I couldn’t get to the trade show floor until 10:00 am. That meant 15 or 20 minutes to kill. I looked around at the options and said to myself, “Why not stand at the bottom of the escalator? There’s no better place to see and meet people.”
In the sea of people there were two gentlemen standing near me with name tags that noted their business location; Nantucket, MA. I had just returned from a business trip to Boston the week prior, and then spent 4 days on Cape Cod. It wasn’t Nantucket, but it’s close enough. I started a conversation.
We talked about their work on the island, about the culture, what kind of support they needed, and how they managed logistics. They asked what I did. We shared business cards. I invited them to contact me anytime and they did the same. Then we both went on our way.
That was about 5 or 6 weeks ago. One of the guys, Lee, called me today. “Hi John, I don’t know if you remember me or not….” “Of course, I said. We met at the bottom of the escalator!” “Yep. That’s me.”
He said he needed some engineering support and asked about our availability at Wheaton Sprague. He asked what the next steps were. He said he’d email me the info. I said I’d assess it and get him a proposal. He said, great.
How do we “kill time” while waiting? Usually with our head in a phone or waiting in the wings. That particular day I chose to engage at the bottom of the escalator; to be where people were congregating. Who would have guessed? We never know when an interaction will lead to more. But most business is relational, whether B2B or B2C. How’s your engagement going?
When my partner and I created the business, we started on day one with zero; zero dollars, two computers, some software, two clients and two projects; one project for him and one for me. We had zero revenue but we had purchase orders. That’s what we worked with. We built systems, tools, applications, and engineered work products that brought value to clients.
Fast forward to now; 25 years later. I’m getting back to this approach; to recommitting to creating new things, new services, practices, and applications, from zero. I mean, being an entrepreneur and business builder, that’s how I started; I took an idea, made it a reality, and built something that never existed prior. That’s what happens in all new businesses in some way; something comes from nothing; from simply an idea.

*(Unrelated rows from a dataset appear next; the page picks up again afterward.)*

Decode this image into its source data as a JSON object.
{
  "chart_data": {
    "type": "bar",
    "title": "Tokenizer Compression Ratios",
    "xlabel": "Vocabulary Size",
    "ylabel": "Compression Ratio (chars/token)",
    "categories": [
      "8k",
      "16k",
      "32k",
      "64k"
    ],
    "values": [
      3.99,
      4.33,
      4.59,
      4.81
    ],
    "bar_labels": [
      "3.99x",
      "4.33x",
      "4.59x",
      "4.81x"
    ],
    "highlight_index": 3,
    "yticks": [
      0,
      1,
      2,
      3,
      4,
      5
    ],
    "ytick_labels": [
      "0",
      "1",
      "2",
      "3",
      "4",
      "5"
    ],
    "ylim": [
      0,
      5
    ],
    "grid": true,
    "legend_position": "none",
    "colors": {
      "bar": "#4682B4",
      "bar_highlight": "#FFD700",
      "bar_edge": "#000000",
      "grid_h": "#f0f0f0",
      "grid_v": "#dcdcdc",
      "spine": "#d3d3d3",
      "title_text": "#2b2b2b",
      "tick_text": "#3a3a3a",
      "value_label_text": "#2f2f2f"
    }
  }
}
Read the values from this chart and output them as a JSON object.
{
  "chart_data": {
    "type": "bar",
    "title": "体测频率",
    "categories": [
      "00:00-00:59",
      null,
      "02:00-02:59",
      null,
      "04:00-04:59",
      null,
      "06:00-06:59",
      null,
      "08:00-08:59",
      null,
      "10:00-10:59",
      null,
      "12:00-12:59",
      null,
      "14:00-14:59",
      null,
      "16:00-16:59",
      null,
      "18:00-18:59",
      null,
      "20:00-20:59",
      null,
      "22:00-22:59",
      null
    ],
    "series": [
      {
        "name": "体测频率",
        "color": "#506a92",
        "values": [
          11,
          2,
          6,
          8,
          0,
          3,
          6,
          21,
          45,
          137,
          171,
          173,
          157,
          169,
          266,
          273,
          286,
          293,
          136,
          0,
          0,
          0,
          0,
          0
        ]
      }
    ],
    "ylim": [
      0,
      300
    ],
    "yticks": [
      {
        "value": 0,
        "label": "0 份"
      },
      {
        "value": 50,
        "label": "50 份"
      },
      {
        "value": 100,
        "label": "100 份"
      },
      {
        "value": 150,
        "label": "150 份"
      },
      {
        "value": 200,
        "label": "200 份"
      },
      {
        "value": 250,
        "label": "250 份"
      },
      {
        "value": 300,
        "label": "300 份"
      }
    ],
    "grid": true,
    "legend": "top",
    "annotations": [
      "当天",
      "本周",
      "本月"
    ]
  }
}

So we start with zero. We start with our time, our tools, and our existing infrastructure, which is way deeper than it was 25 years ago, and we build. If you want money, you’re going to have to really give me a good reason. How about selling the service and idea to the client first and coming to me with a purchase order? That’s the ultimate litmus test; the ultimate positive ROI.
Starting with zero doesn’t mean we don’t need money. It doesn’t mean we don’t get funding at some point if there’s good reason. But it does provide better accountability around creating new things and it puts everyone in the organization on a level field.
Start with zero and validate from that point forward.
This morning I got an email informing me that I received my Texas Professional engineering license (PE.) It’s one of 9 or 10 states that I never really pursued or needed. Previously at our company we had another TX PE, but he moved on to another firm a few months ago. I decided it would be best to maintain it myself, and get another staff member registered as well.
The timing was great. We have a Texas client now with 3 new projects. It’s interesting to me how when we pursue certain activities, as a company and as a person, when we take action, expend energy, invest, and build, that stuff happens; stuff we expect and stuff we don’t. Activity produces more activity. It’s action-reaction. And there’s collateral benefit that happens as well. People talk, things happen, lives are touched and results are produced.
It’s good to act, to invest, and to see the results. How’s that going for you? Do something new today and await the results.